PiCo: Active Manifold Canonicalization for Robust Robotic Visual Anomaly Detection

arXiv cs.CV / 3/25/2026

💬 OpinionSignals & Early TrendsIdeas & Deep AnalysisModels & Research

Key Points

  • PiCo (Pose-in-Condition Canonicalization) introduces an Active Canonicalization paradigm to improve robotic visual anomaly detection under diverse 6-DoF poses, illumination changes, and physical disturbances.
  • The framework uses a two-stage cascaded approach: Active Physical Canonicalization reorients objects to reduce geometric uncertainty, followed by Neural Latent Canonicalization that removes nuisance factors across photometric, feature (latent), and semantic/context levels via a denoising hierarchy.
  • Experiments on the large-scale M2AD benchmark show PiCo reaches 93.7% O-AUROC (a 3.7% gain over prior methods) in static settings and 98.5% accuracy in active closed-loop scenarios.
  • The results suggest that projecting observations onto a condition-invariant canonical manifold via active manifold canonicalization is important for robust embodied perception.

Abstract

Industrial deployment of robotic visual anomaly detection (VAD) is fundamentally constrained by passive perception under diverse 6-DoF pose configurations and unstable operating conditions such as illumination changes and shadows, where intrinsic semantic anomalies and physical disturbances coexist and interact.

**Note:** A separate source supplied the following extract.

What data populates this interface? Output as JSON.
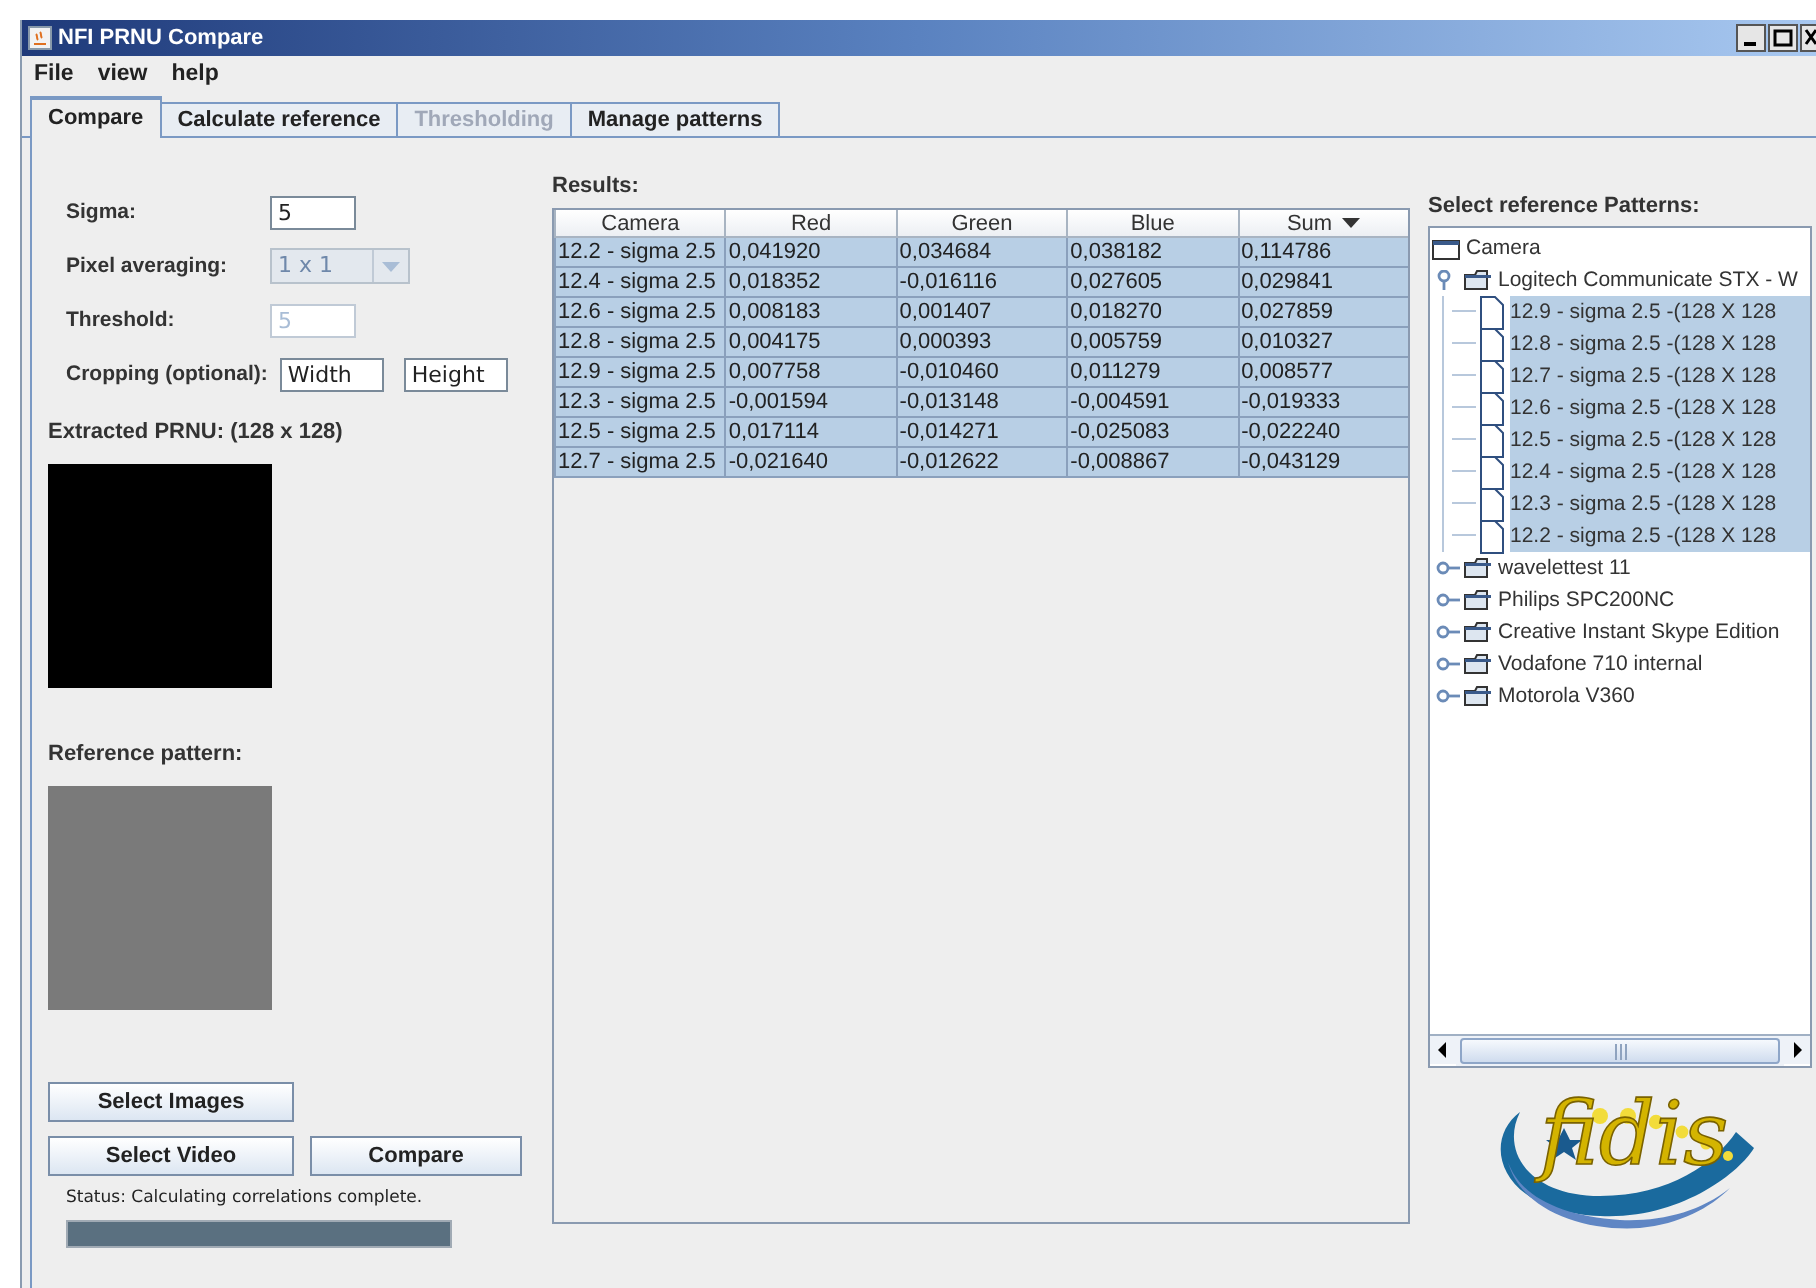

To overcome these limitations, a paradigm shift from passive feature learning to Active Canonicalization is proposed. PiCo (Pose-in-Condition Canonicalization) is introduced as a unified framework that actively projects observations onto a condition-invariant canonical manifold. PiCo operates through a cascaded mechanism. The first stage, Active Physical Canonicalization, enables a robotic agent to reorient objects in order to reduce geometric uncertainty at its source. The second stage, Neural Latent Canonicalization, adopts a three-stage denoising hierarchy consisting of photometric processing at the input level, latent refinement at the feature level, and contextual reasoning at the semantic level, progressively eliminating nuisance factors across representational scales. Extensive evaluations on the large-scale M2AD benchmark demonstrate the superiority of this paradigm. PiCo achieves a state-of-the-art 93.7% O-AUROC, representing a 3.7% improvement over prior methods in static settings, and attains 98.5% accuracy in active closed-loop scenarios. These results demonstrate that active manifold canonicalization is critical for robust embodied perception.